Others came via a much more tangential route, and many never really expected to end up in advertising – at least not in the calculated, career-planning sense. Yet once they’re here, they can’t see themselves doing anything else.
Advertising – or as we now define it, marketing communications – has rarely been one of those careers you hear kids saying they want to get into when they grow up. Maybe that’s because it doesn’t fit neatly into any clear-cut mold, like law or accounting…or rocket science or brain surgery, for that matter.
Or maybe it’s because marketing communications is really a hybrid, combining as much science as art, and therefore hard to categorize. Either way, the people who are good at it – whether on the creative or account management side – are a breed unto themselves: creative, business-minded, able to see things differently, opinionated, usually a lot of fun and sometimes prickly and irreverent.
Cultivating and managing the skill set that makes a successful communications professional has long been handled by the industry as an apprenticeship system. Senior people mentored up-and-comers, who picked up the craft through advice and on-the-job experience. But now, with resources and time stretched so thin, the apprenticeship system of old has all but vanished.
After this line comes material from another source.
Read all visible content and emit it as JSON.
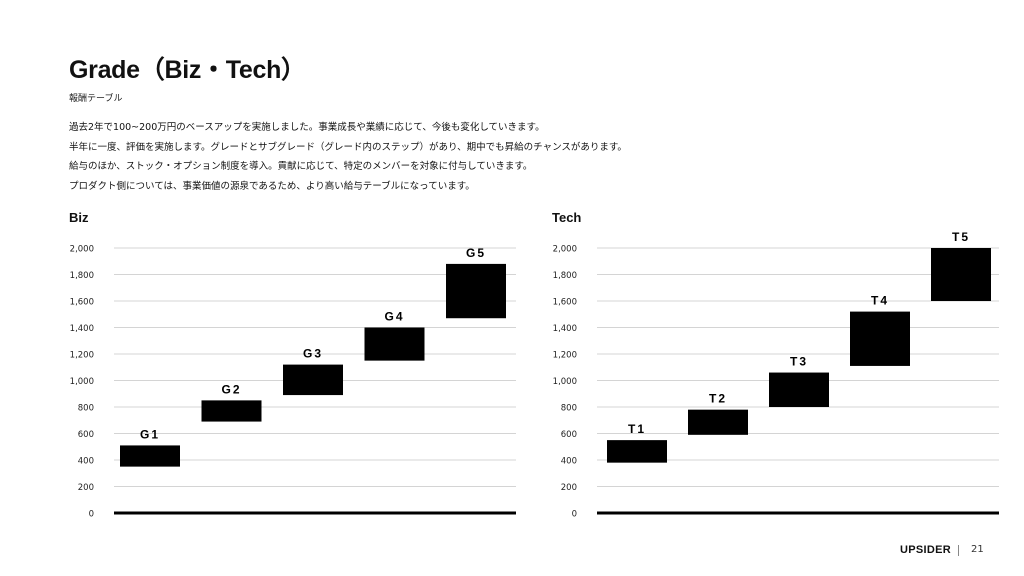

That’s where the ICA comes in. We’re taking steps to develop a comprehensive program that will nurture the emerging generation of agency execs the way the apprenticeship system used to do. It all begins with our clients’ expectations, and we know from our own research what they want.
Clients are looking for trusted agency people who understand their business and are grounded in communications disciplines, but can also go beyond linear business thinking.
Clients want problem-solvers who can navigate through complex situations and lead them out of the confines of their day-to-day business to a place where creativity and true innovation are possible.
Clients need agencies to help them harness the power of the digital age to connect with consumers.
Clients understand that following a linear path allows them to hang on to what they have, but that it’s not enough to make them successful.
At the moment, the ICA has the CAAP course, an established training program that teaches entry-level agency people the fundamentals. As well, working with other industry partners, the ICA has created an undergrad program to teach marketing communications at Wilfrid Laurier University in Waterloo, Ont.
But we need more.
Soon, in conjunction with an Ontario university, we’ll be announcing a masters program built upon an original Canadian curriculum available to ad practitioners from all disciplines with more than 10 years of agency experience. The aim of the program is to identify and nurture the next generation of agency leaders and to fast-track them to the next level of experience and sophistication.
Available initially to 20 people across the country, the program will be conducted over a 12- to 15-month period on an executive basis, with participants keeping their day jobs while they’re learning.
The program will be sensitive to the subtle skills that are unique to our profession. It will help people venture outside conventional thinking and test their judgment and creativity. It will provide an opportunity to build conceptual prototypes, while honing negotiating skills. It will allow them to experiment, and apply creative problem-solving skills to achieve business objectives in a digital world.
Basically, the program will provide a formalized structure for senior agency people to validate their ability to think and to innovate in an atmosphere of trust, encouragement and mentorship.
It’s the kind of training that senior executives need to hone their craft and excel as leaders in this increasingly complex communications landscape.
Gillian Graham is CEO of the Institute of Communication Agencies; Suzanne Filiatrault is the ICA’s director, professional development.